Monday, March 22, 2010

Christopher Lee's Other Dracula!


Though I am a committed Bela fan, I have growing but still grudging admiration for Christopher Lee's version of the Count at Hammer. His Dracula is the opposite of Lugosi's in that while Lugosi depended on the power of the word to compel, Lee found himself depending on something less civilized and more visceral. That's because Lee's Hammer Dracula rarely talks, and sometimes is even rarely seen. He's a force more than an individual, and Lee does what he can with that, which is considerable.

In Jess Franco's Count Dracula Lee gets the chance to perform Dracula with a different twist. While the animal aggression is still very much present, this Dracula talks and some of the speeches are spectacular, especially at the beginning when Harker is at the castle. Lee is Dracula as an old man, who becomes younger as he drinks the vital blood of his victims, this is from the novel.

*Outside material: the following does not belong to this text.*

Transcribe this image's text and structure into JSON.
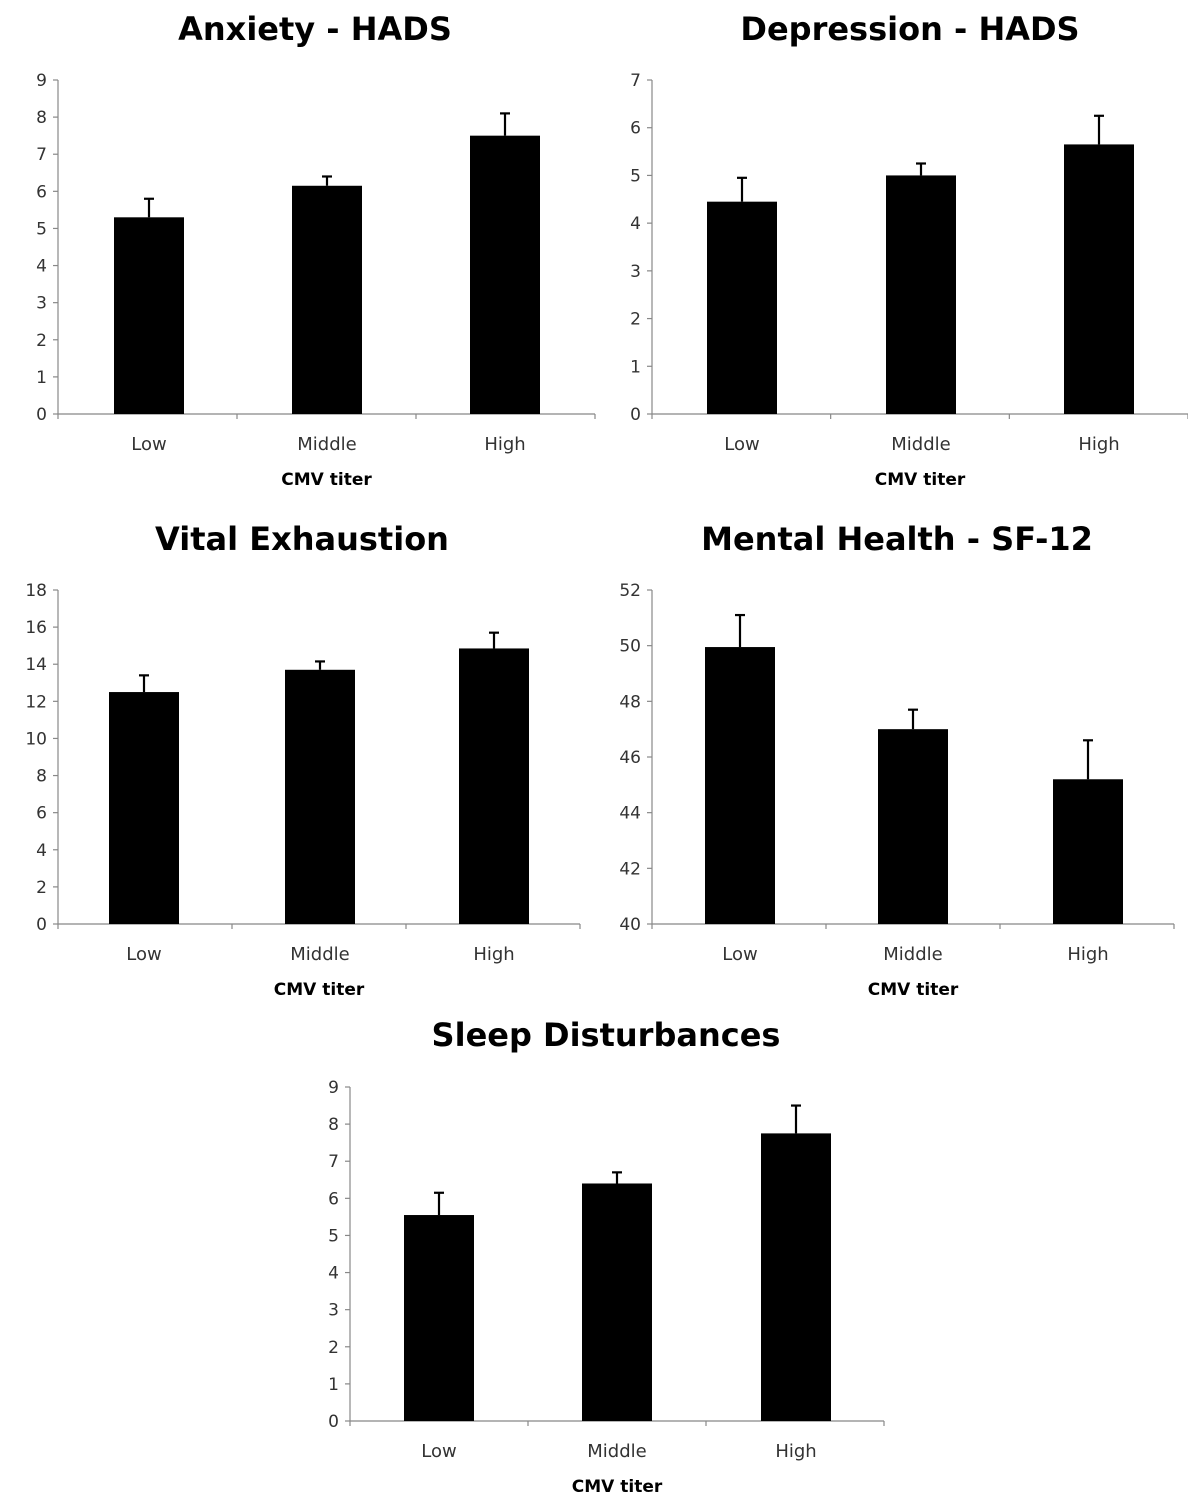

But aside from getting Dracula's motivations down, there's little to suggest this version of the story is particularly more or less accurate than Hammer's earlier one. They both keep about the same proportion of the original Bram Stoker novel, but just use different bits. Some critics say this one is boring, I'd say it's just quiet and restrained, a necessarily an evil in a good horror flick.

Given Franco's reputation, the movie is much less lurid than I expected. There's some blood, but it's well within the bounds of taste, at least taste in a vampire movie. Klaus Kinski is famously in this as Renfield, but while I found his eccentric take on the old fly-eater interesting, it doesn't really add much to the unfolding story. He's largely outside the tale in this version, aloof and isolated in his madhouse. The ending is pretty weak as well, having something of a hasty quality to it and not really delivering on the atmosphere that had been established earlier.

But all that said, this is a well acted version of the story and features perhaps Lee's best Dracula performance.